At one point, Strange goes through a sequence that I can only describe as being like what a hippy might experience if they licked a tropical frog and then drank the contents of their lava lamp. He flies through a serious of colours as though letting a rainbow fart paint into his face after it's tripped its balls on some bath-salts. Oh and in what might sound like a failed attempt to write some lyrics by The Beatles, his fingers grow hands that grow little hands from their fingers. Imagine a cross between Inception and that advert in which everything that bloke touches turns to skittles and you're not too far off what this movie looks like.

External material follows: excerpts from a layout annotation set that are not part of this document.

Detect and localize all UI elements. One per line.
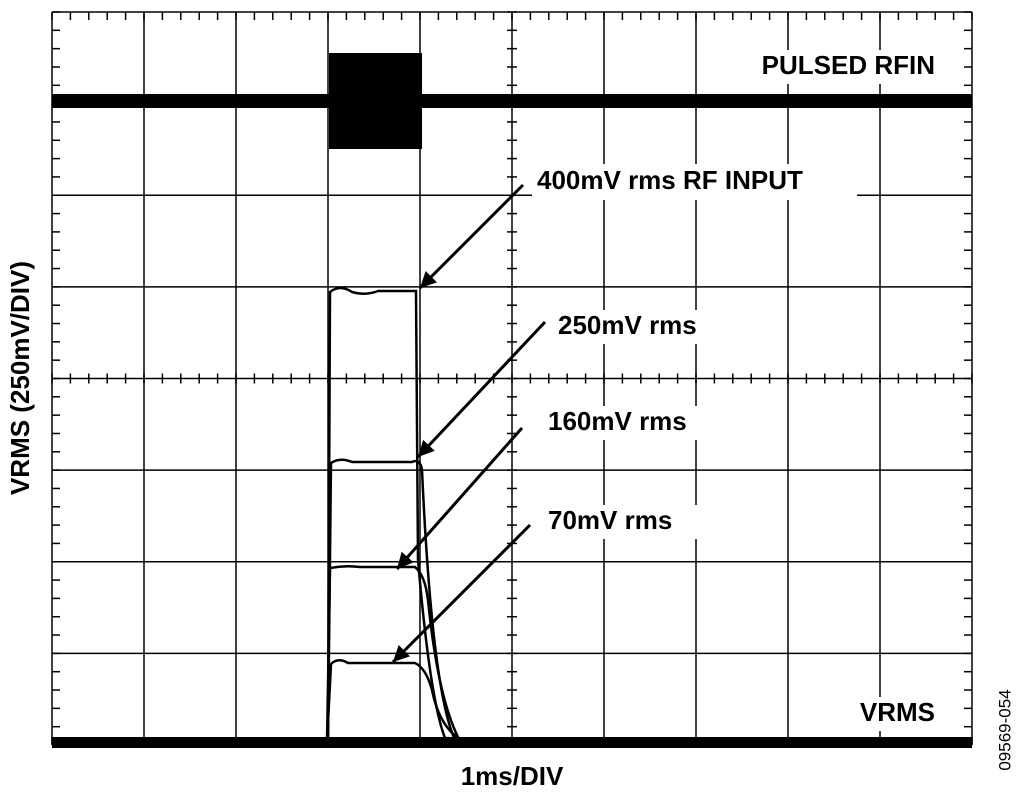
annotation: 400mV rms RF INPUT (537, 165, 803, 195)
annotation: 250mV rms (558, 310, 697, 340)
trace-label: VRMS (860, 697, 935, 727)
label-bg (543, 505, 701, 539)
trace-label: PULSED RFIN (762, 50, 935, 80)
annotation: 70mV rms (548, 505, 672, 535)
label-bg (838, 697, 943, 731)
label-bg (543, 406, 715, 440)
arrow (418, 183, 525, 290)
rfin-pulse (329, 53, 422, 149)
rfin-trace (52, 94, 972, 108)
vrms-baseline (52, 737, 972, 748)
label-bg (552, 310, 727, 344)
arrow (391, 523, 532, 664)
label-bg (532, 164, 857, 200)
x-axis-label: 1ms/DIV (461, 761, 564, 791)
figure-id: 09569-054 (995, 689, 1014, 770)
arrow (395, 427, 524, 570)
annotation-arrows (391, 183, 547, 664)
label-bg (725, 50, 945, 84)
arrow (416, 320, 547, 459)
annotation: 160mV rms (548, 406, 687, 436)
vrms-traces (325, 286, 491, 744)
y-axis-label: VRMS (250mV/DIV) (5, 261, 35, 495)
graticule (51, 11, 973, 746)
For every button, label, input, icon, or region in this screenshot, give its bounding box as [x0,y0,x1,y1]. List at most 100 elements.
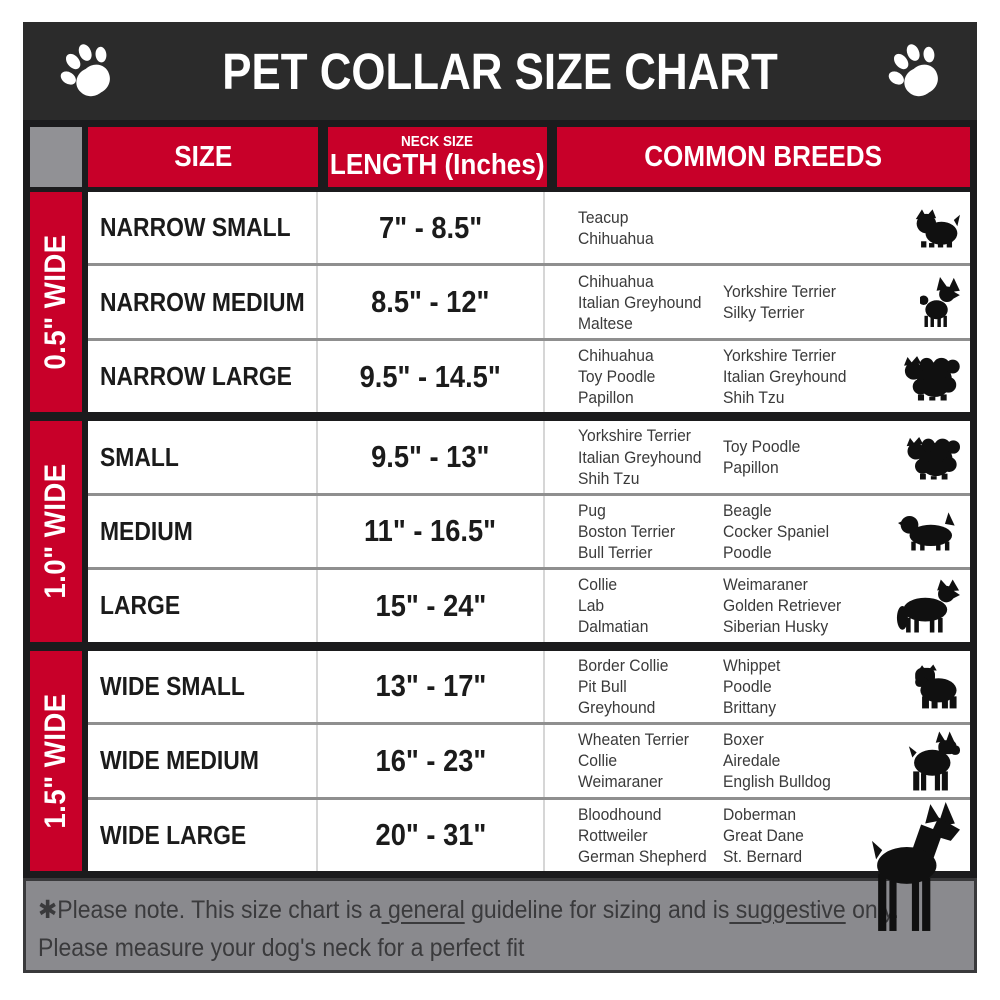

On the face of it, this is a by-the-books origin story, however due to the special effects and visual design, it becomes the movie equivalent of trying to see the mystical picture after getting stoned and playing with a magic-eye picture. The cast are all great too, with Cucumberbatch proving that not only can he play a pain-in-the-arse genius in Sherlock but that he can also play a pain-in-the-arse genius with an American accent. What a range. This is The Big Trouble In Little China of the MCU in that it's the magical little oddity that stands out due to its weirdness. It might not be up there with this years Civil War, but as a slice of blockbuster silliness then by the Hoary hosts of Hoggoth, Marvel don't half put the 'Marvel' into that was fucking marvellous. Thanks for reading and see you again, motherfuckers.